[inductor] fix MA on poor gpu #145133

shunting314 · 2025-01-18T01:31:00Z

Stack from ghstack (oldest at bottom):

Found this bug when debugging a MA issue in CI that can not be repro-ed on devgpu.

On GPU with less than 68 SMs (like NVidia L4 used in CI), running torch compile in max-autotune mode may result in the following confusing error https://gist.github.com/shunting314/370f42f547e3367a3773237942725a86 complaining about layout:

torch._inductor.exc.InductorError: LoweringException: AssertionError: convert FlexibleLayout to FixedLayout first

The reason is, even if we don't pick Triton template, Inductor still returns a MultiTemplateBuffer for tuned addmm. MultiTemplateBuffer.get_reads called from Reduction.num_splits may indexing a FlexibleLayout which results in the error aforementioned.

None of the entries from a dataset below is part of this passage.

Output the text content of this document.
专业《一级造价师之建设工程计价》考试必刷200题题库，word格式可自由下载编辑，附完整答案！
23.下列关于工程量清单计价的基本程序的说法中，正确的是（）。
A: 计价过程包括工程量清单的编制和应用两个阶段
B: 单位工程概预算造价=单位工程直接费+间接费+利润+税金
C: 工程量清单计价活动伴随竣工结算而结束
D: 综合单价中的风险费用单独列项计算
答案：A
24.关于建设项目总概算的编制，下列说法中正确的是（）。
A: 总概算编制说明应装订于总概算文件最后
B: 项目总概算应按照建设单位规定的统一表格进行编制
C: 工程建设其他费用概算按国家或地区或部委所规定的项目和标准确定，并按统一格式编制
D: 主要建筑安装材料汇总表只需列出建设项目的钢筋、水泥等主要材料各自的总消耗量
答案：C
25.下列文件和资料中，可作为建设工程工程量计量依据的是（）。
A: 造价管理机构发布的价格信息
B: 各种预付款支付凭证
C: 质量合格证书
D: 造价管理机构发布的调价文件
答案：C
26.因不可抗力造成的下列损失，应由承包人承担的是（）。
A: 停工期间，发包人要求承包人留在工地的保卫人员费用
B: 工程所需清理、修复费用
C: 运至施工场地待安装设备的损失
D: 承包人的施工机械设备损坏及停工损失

The issue does not appear on devgpu because we freeze the layout of addmm inputs when rendering triton templates.

cc @voznesenskym @penguinwu @EikanWang @jgong5 @Guobing-Chen @XiaobingSuper @zhuhaozhe @blzheng @wenzhe-nrv @jiayisunx @ipiszy @yf225 @chenyang78 @kadeng @muchulee8 @ColinPeppler @amjames @desertfire @chauhang @aakhundov

[ghstack-poisoned]

pytorch-bot · 2025-01-18T01:31:04Z

🔗 Helpful Links

🧪 See artifacts and rendered test results at hud.pytorch.org/pr/145133

📄 Preview Python docs built from this PR
📄 Preview C++ docs built from this PR
❓ Need help or want to give feedback on the CI? Visit the bot commands wiki or our office hours

Note: Links to docs will display an error until the docs builds have been completed.

✅ You can merge normally! (3 Unrelated Failures)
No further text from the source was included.